По счастью, между двумя полюсами общественно-кинематографического спора остается место тем режиссерам, которые хотят не измерять уровень моральности, а задавать трудные вопросы и затрагивать человеческие эмоции. Такие картины, как «Роза» Смажовского о послевоенной судьбе Мазовии или «Согласие» Мацея Собещанского о жертвах, занимающих место лагерных палачей, показывают, что можно рассказывать о прошлом без таблоидных упрощений.
Сила — в искренности
Перед XLII Фестивалем польских художественных фильмов в Гдыне Лукаш Мацеевский писал для портала Onet.pl:
«Вот уже несколько лет мир и Польша бурлят, происходят столкновения мировоззрений, нас лихорадит и в социальном, и в политическом плане, однако в нашем кино мы не найдем никакого отражения этой ситуации, там преобладает эскапистский уход в байопики, жанровое кино, мизанабим».
Фестиваль 2017 года в Гдыне опроверг его слова. Неожиданно среди привычных историй и камерных драм обнаружилось нескольких фильмов о самых наболевших проблемах современности.
Наиболее интересные касались проблемы трудовой эмиграции.

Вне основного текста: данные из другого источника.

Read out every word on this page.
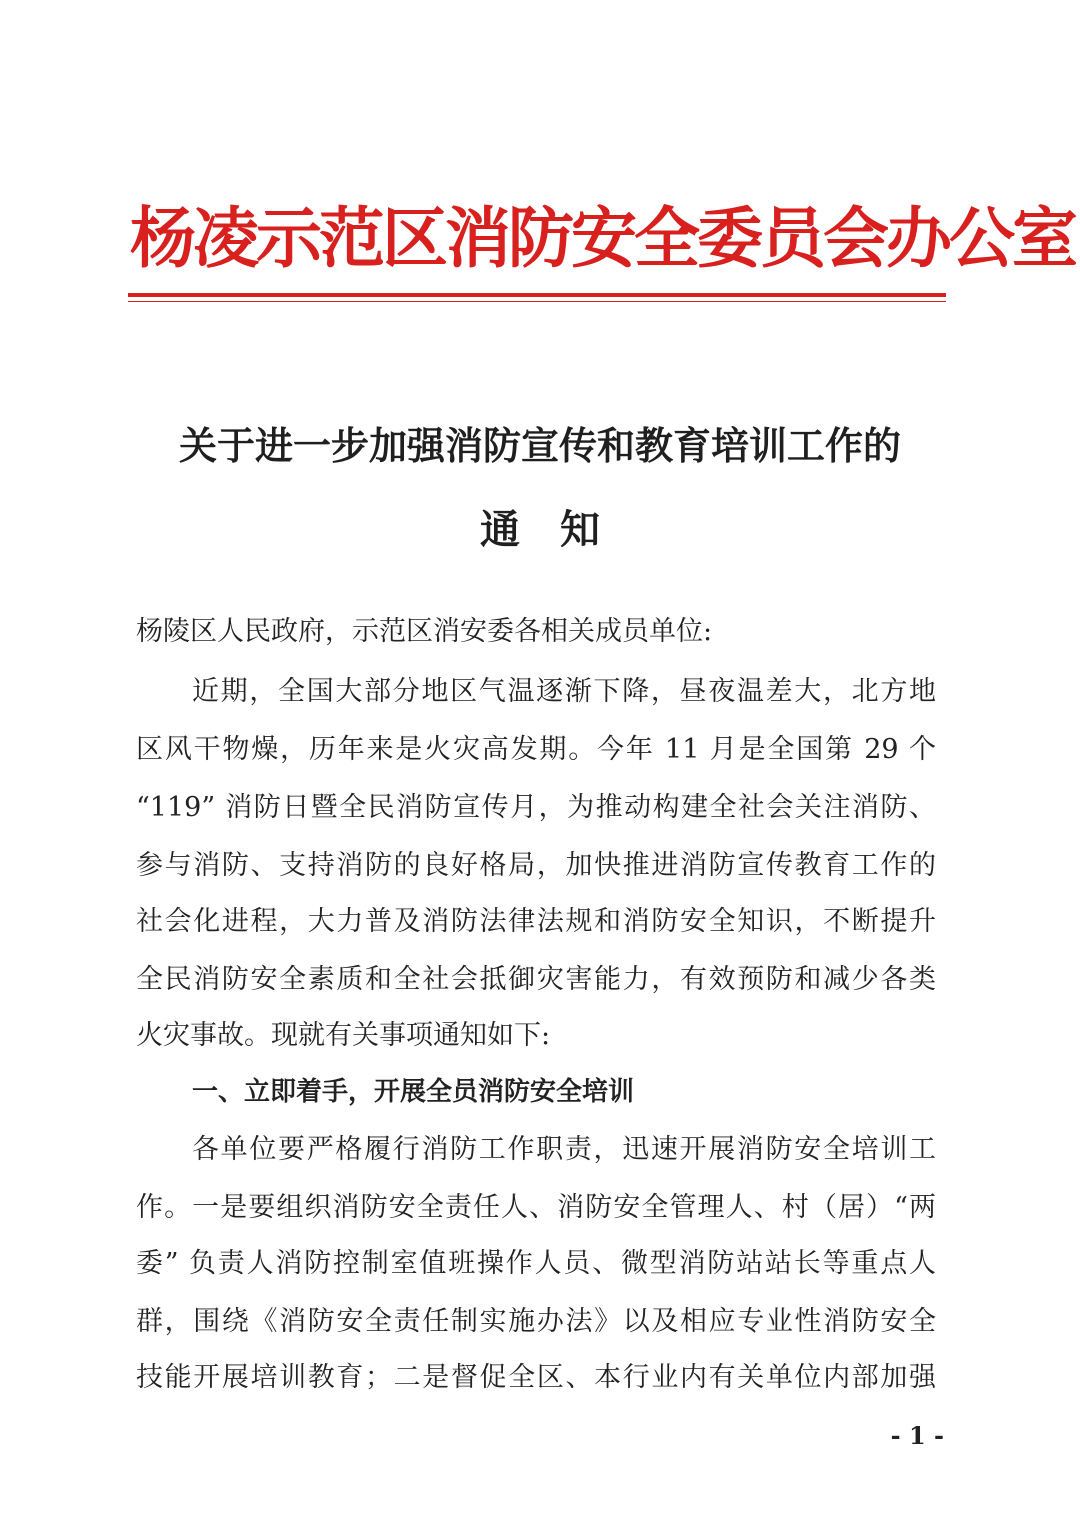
杨凌示范区消防安全委员会办公室
关于进一步加强消防宣传和教育培训工作的
通　知

杨陵区人民政府，示范区消安委各相关成员单位:

近期，全国大部分地区气温逐渐下降，昼夜温差大，北方地

区风干物燥，历年来是火灾高发期。今年 11 月是全国第 29 个

“119” 消防日暨全民消防宣传月，为推动构建全社会关注消防、

参与消防、支持消防的良好格局，加快推进消防宣传教育工作的

社会化进程，大力普及消防法律法规和消防安全知识，不断提升

全民消防安全素质和全社会抵御灾害能力，有效预防和减少各类

火灾事故。现就有关事项通知如下:

一、立即着手，开展全员消防安全培训

各单位要严格履行消防工作职责，迅速开展消防安全培训工

作。一是要组织消防安全责任人、消防安全管理人、村（居）“两

委” 负责人消防控制室值班操作人员、微型消防站站长等重点人

群，围绕《消防安全责任制实施办法》以及相应专业性消防安全

技能开展培训教育；二是督促全区、本行业内有关单位内部加强

- 1 -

Речь о «Тихой ночи» Петра Домалевского и «Между слов» Урсулы Антоняк. Их фильмы далеки от политической актуальности. И Домалевский, и Антоняк как огня избегают публицистических упрощений. Их повествование идет из самого сердца. Домалевский в «Тихой ночи» рассказывает о мальчике, который приезжает из-за границы домой встретить Рождество, а Антоняк сняла историю молодого польского эмигранта, живущего в Берлине. Домалевский на экране препарирует историю собственной семьи, часть которой уехала за границу на заработки, а Антоняк, много лет работающая между Польшей и Голландией, обращается к собственному эмиграционному опыту.
Может быть, именно поэтому их фильмы так трогают душу. В них есть правда, которую не нужно украшать политическими аллюзиями и публицистическими лозунгами. Их сила — в искренности по отношению к зрителям, своим героям и самим себе.